Frank Böttcher, Meteorologe, Klimaexperte, Moderator und Buchautor sowie Sprecher der Deutschen Meteorologischen Gesellschaft, zeigte im letzten Vortrag den „Einfluss von Klimawandel und Extremwetter auf die TGA“ auf. Der Wetterexperte verdeutlichte den aktuellen Klimastatus, die Klimarisiken durch Wind, Temperatur, Niederschlag und gab Handlungsempfehlungen für die TGA-Planung. Böttcher: „Starkregen ist derzeit die größte Klimagefahr für die TGA!“ Vor diesem Hintergrund sah der Meteorologe, dass der gesamte Handlungsprozess sich dieser Situation annehmen muss, beginnend bei einer möglichen Überarbeitung von Normen zur Gebäude- und Grundstücksentwässerung bis hin zur Planung von TGA-Anlagen. Für die Planung empfahl Böttcher u.a., dass wasserundurchlässiger Beton sowie Türen und Lichtschächte über Bodenniveau geplant werden sollten. Zudem sind entsprechend dimensionierte Abwasser- sowie Regenwasserleitsysteme mit Putzöffnungen möglichst vorzusehen. Auch sollten Rückschlagventile bzw. Hebeanlagen im Abwassersystem sowie Doppelfalzungen bei Blechdächern bzw. -abdeckungen und ausreichend dimensionierte Regenrinnen zum Einsatz kommen.

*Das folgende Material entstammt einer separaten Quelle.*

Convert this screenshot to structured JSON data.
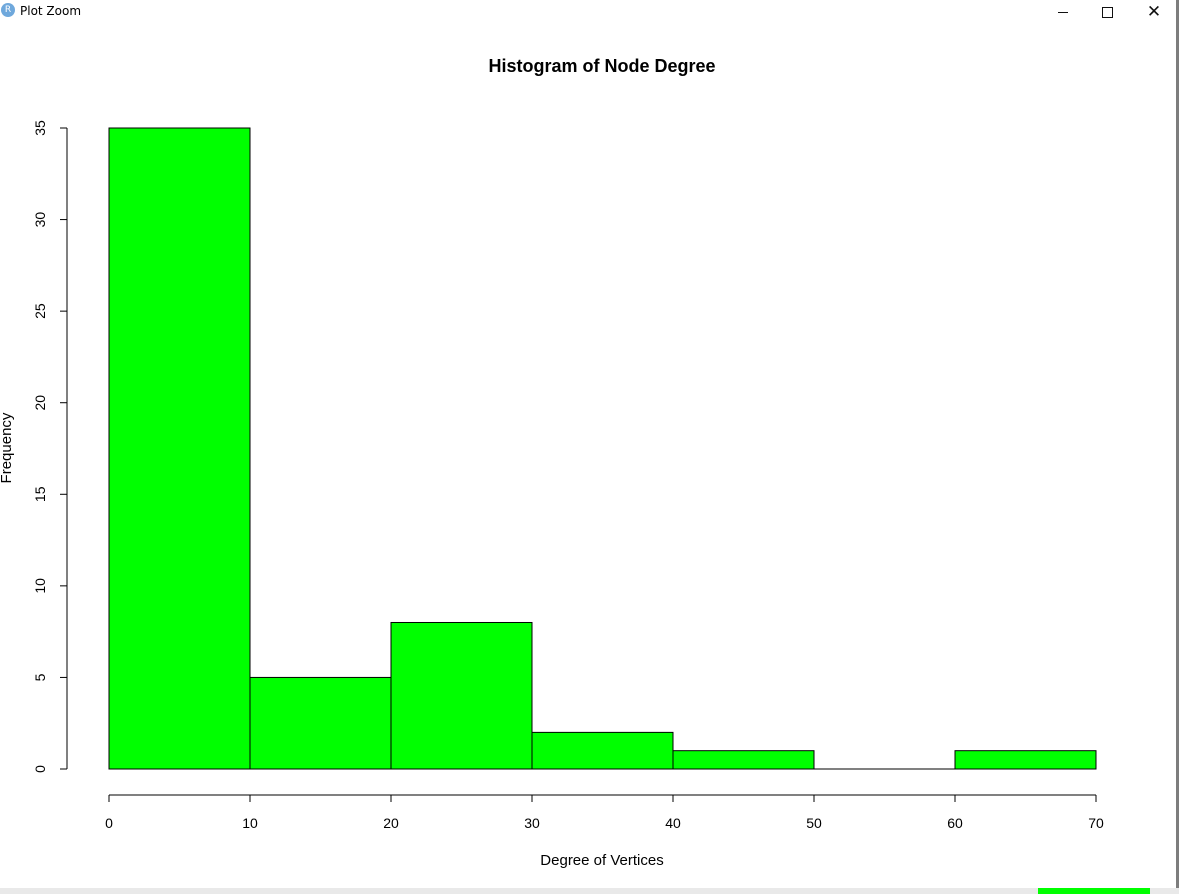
{
  "window": {
    "app_icon": "R",
    "title": "Plot Zoom",
    "icons": [
      "r-logo-icon",
      "minimize-icon",
      "maximize-icon",
      "close-icon"
    ]
  },
  "chart_data": {
    "type": "bar",
    "title": "Histogram of Node Degree",
    "xlabel": "Degree of Vertices",
    "ylabel": "Frequency",
    "bins": [
      [
        0,
        10
      ],
      [
        10,
        20
      ],
      [
        20,
        30
      ],
      [
        30,
        40
      ],
      [
        40,
        50
      ],
      [
        50,
        60
      ],
      [
        60,
        70
      ]
    ],
    "values": [
      35,
      5,
      8,
      2,
      1,
      0,
      1
    ],
    "xlim": [
      0,
      70
    ],
    "ylim": [
      0,
      35
    ],
    "xticks": [
      "0",
      "10",
      "20",
      "30",
      "40",
      "50",
      "60",
      "70"
    ],
    "yticks": [
      "0",
      "5",
      "10",
      "15",
      "20",
      "25",
      "30",
      "35"
    ],
    "bar_color": "#00ff00",
    "grid": false
  }
}
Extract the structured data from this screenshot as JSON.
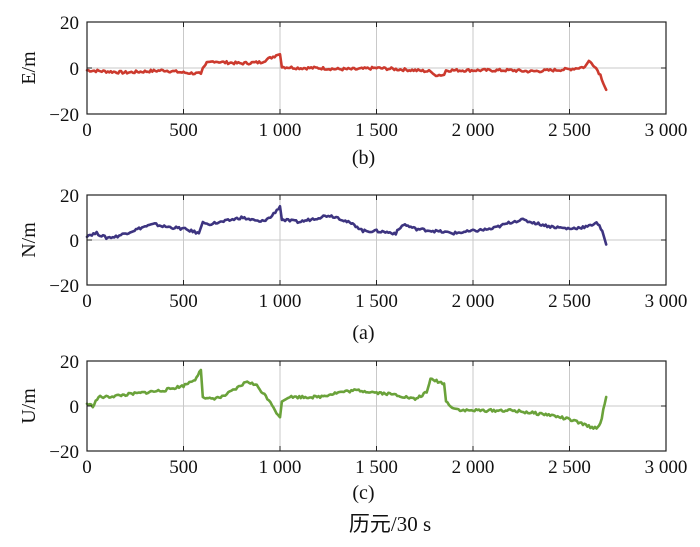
{
  "figure": {
    "xlabel": "历元/30 s",
    "colors": {
      "axis": "#222222",
      "grid": "#c9c9c9"
    }
  },
  "chart_data": [
    {
      "type": "line",
      "id": "E",
      "caption": "(b)",
      "ylabel": "E/m",
      "color": "#cc3a2e",
      "xlim": [
        0,
        3000
      ],
      "ylim": [
        -20,
        20
      ],
      "xticks": [
        0,
        500,
        1000,
        1500,
        2000,
        2500,
        3000
      ],
      "xtick_labels": [
        "0",
        "500",
        "1 000",
        "1 500",
        "2 000",
        "2 500",
        "3 000"
      ],
      "yticks": [
        -20,
        0,
        20
      ],
      "ytick_labels": [
        "−20",
        "0",
        "20"
      ],
      "series": [
        {
          "name": "E",
          "x": [
            0,
            100,
            200,
            300,
            400,
            500,
            590,
            600,
            620,
            660,
            700,
            800,
            900,
            980,
            1000,
            1010,
            1100,
            1200,
            1300,
            1400,
            1500,
            1600,
            1700,
            1780,
            1800,
            1850,
            1860,
            1900,
            2000,
            2100,
            2200,
            2300,
            2400,
            2500,
            2580,
            2600,
            2630,
            2660,
            2690
          ],
          "y": [
            -1,
            -1.5,
            -2,
            -1.5,
            -1,
            -2,
            -2.5,
            0,
            2,
            3,
            2.5,
            2,
            2.5,
            5.5,
            6,
            0.5,
            0,
            0,
            -0.5,
            -0.5,
            0,
            -0.5,
            -1,
            -1.5,
            -3,
            -3,
            -1,
            -1,
            -1,
            -1,
            -1,
            -1.5,
            -1,
            -0.5,
            0.5,
            3,
            1,
            -3,
            -9.5
          ]
        }
      ]
    },
    {
      "type": "line",
      "id": "N",
      "caption": "(a)",
      "ylabel": "N/m",
      "color": "#3d3480",
      "xlim": [
        0,
        3000
      ],
      "ylim": [
        -20,
        20
      ],
      "xticks": [
        0,
        500,
        1000,
        1500,
        2000,
        2500,
        3000
      ],
      "xtick_labels": [
        "0",
        "500",
        "1 000",
        "1 500",
        "2 000",
        "2 500",
        "3 000"
      ],
      "yticks": [
        -20,
        0,
        20
      ],
      "ytick_labels": [
        "−20",
        "0",
        "20"
      ],
      "series": [
        {
          "name": "N",
          "x": [
            0,
            50,
            100,
            150,
            200,
            300,
            350,
            400,
            500,
            580,
            600,
            620,
            700,
            800,
            900,
            950,
            1000,
            1010,
            1100,
            1200,
            1250,
            1300,
            1400,
            1430,
            1500,
            1600,
            1640,
            1700,
            1800,
            1900,
            2000,
            2100,
            2200,
            2250,
            2300,
            2400,
            2500,
            2600,
            2640,
            2670,
            2690
          ],
          "y": [
            2,
            3,
            1,
            1.5,
            3,
            6,
            7,
            6,
            5,
            3,
            8,
            7,
            8,
            10,
            8,
            10,
            15,
            9,
            8,
            10,
            11,
            10,
            6,
            4,
            4,
            3,
            7,
            5,
            4,
            3,
            4,
            5,
            8,
            9,
            8,
            6,
            5,
            6,
            8,
            4,
            -2
          ]
        }
      ]
    },
    {
      "type": "line",
      "id": "U",
      "caption": "(c)",
      "ylabel": "U/m",
      "color": "#6aa23a",
      "xlim": [
        0,
        3000
      ],
      "ylim": [
        -20,
        20
      ],
      "xticks": [
        0,
        500,
        1000,
        1500,
        2000,
        2500,
        3000
      ],
      "xtick_labels": [
        "0",
        "500",
        "1 000",
        "1 500",
        "2 000",
        "2 500",
        "3 000"
      ],
      "yticks": [
        -20,
        0,
        20
      ],
      "ytick_labels": [
        "−20",
        "0",
        "20"
      ],
      "series": [
        {
          "name": "U",
          "x": [
            0,
            30,
            60,
            100,
            200,
            300,
            400,
            500,
            560,
            590,
            600,
            620,
            700,
            780,
            830,
            880,
            950,
            990,
            1000,
            1010,
            1030,
            1050,
            1100,
            1200,
            1300,
            1400,
            1500,
            1600,
            1700,
            1760,
            1780,
            1850,
            1860,
            1900,
            1950,
            2000,
            2100,
            2200,
            2300,
            2400,
            2500,
            2600,
            2640,
            2660,
            2690
          ],
          "y": [
            1,
            0,
            4,
            4,
            5,
            6,
            7,
            9,
            12,
            16,
            4,
            3,
            4,
            8,
            11,
            9,
            2,
            -4,
            -5,
            2,
            3,
            4,
            4,
            4,
            6,
            7,
            6,
            5,
            3,
            6,
            12,
            10,
            2,
            -1,
            -2,
            -2,
            -2,
            -2,
            -3,
            -4,
            -6,
            -9,
            -10,
            -8,
            4
          ]
        }
      ]
    }
  ]
}
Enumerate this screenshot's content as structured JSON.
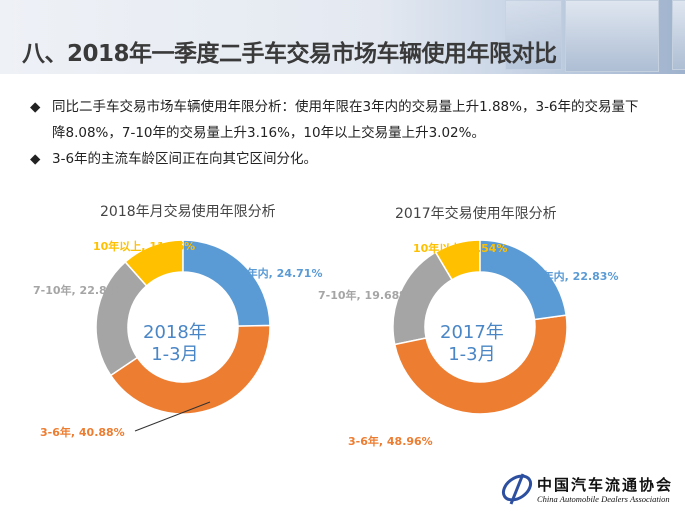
{
  "title": "八、2018年一季度二手车交易市场车辆使用年限对比",
  "bullets": [
    "同比二手车交易市场车辆使用年限分析：使用年限在3年内的交易量上升1.88%，3-6年的交易量下降8.08%，7-10年的交易量上升3.16%，10年以上交易量上升3.02%。",
    "3-6年的主流车龄区间正在向其它区间分化。"
  ],
  "bullet_icon": "diamond-icon",
  "logo": {
    "cn": "中国汽车流通协会",
    "en": "China Automobile Dealers Association",
    "mark": "CADA"
  },
  "colors": {
    "blue": "#5b9bd5",
    "orange": "#ed7d31",
    "gray": "#a5a5a5",
    "yellow": "#ffc000"
  },
  "chart_data": [
    {
      "type": "pie",
      "donut": true,
      "title": "2018年月交易使用年限分析",
      "center_label": [
        "2018年",
        "1-3月"
      ],
      "categories": [
        "3年内",
        "3-6年",
        "7-10年",
        "10年以上"
      ],
      "values": [
        24.71,
        40.88,
        22.84,
        11.56
      ],
      "labels": [
        "3年内, 24.71%",
        "3-6年, 40.88%",
        "7-10年, 22.84%",
        "10年以上, 11.56%"
      ]
    },
    {
      "type": "pie",
      "donut": true,
      "title": "2017年交易使用年限分析",
      "center_label": [
        "2017年",
        "1-3月"
      ],
      "categories": [
        "3年内",
        "3-6年",
        "7-10年",
        "10年以上"
      ],
      "values": [
        22.83,
        48.96,
        19.68,
        8.54
      ],
      "labels": [
        "3年内, 22.83%",
        "3-6年, 48.96%",
        "7-10年, 19.68%",
        "10年以上, 8.54%"
      ]
    }
  ]
}
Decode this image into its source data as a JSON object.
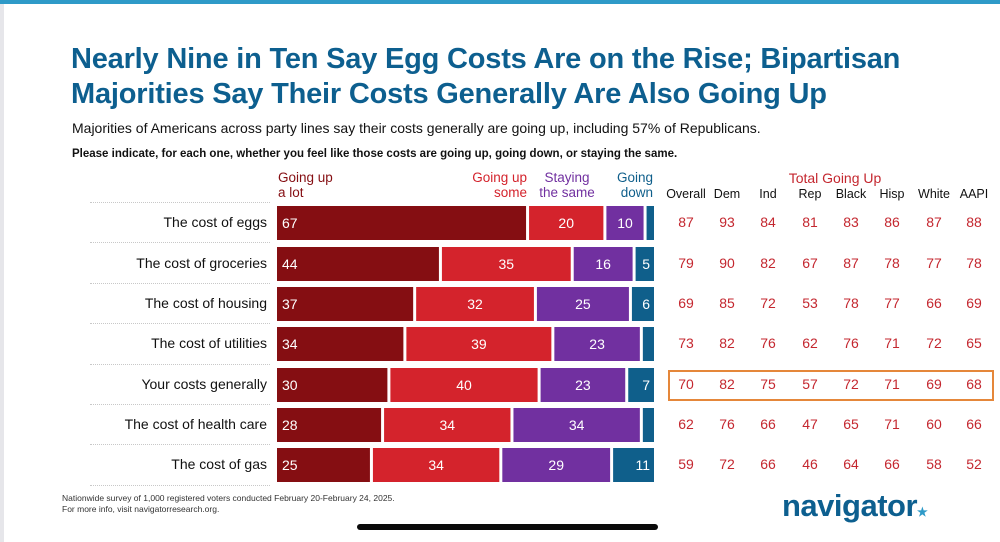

Das Wetterereignis „Wind“ ist aus der Sicht von Böttcher derzeit für Deutschland in den nächsten Jahren kein entscheidender Risikofaktor, wenn auch die Anzahl von Tornados in den vergangenen 22 Jahren von durchschnittlich rund 40 (1999) auf bis zu 150 (2021) zugenommen hat. Ebenso bei den „Hitzeereignissen“: Auch hier sei eine Zunahme der Ereignisse über die vergangenen Jahrzehnte festzustellen, jedoch ohne gravierende Ausmaße, sodass Maßnahmen wie der Einsatz von solarer Stromerzeugung auf Dächern, Gebäude mit weißem Außenanstrich oder Pflanzenbewuchs, dem Temperaturanstieg in Gebäuden entgegenwirken. Außerdem stehe hier auch die Klimatechnik zur Verfügung.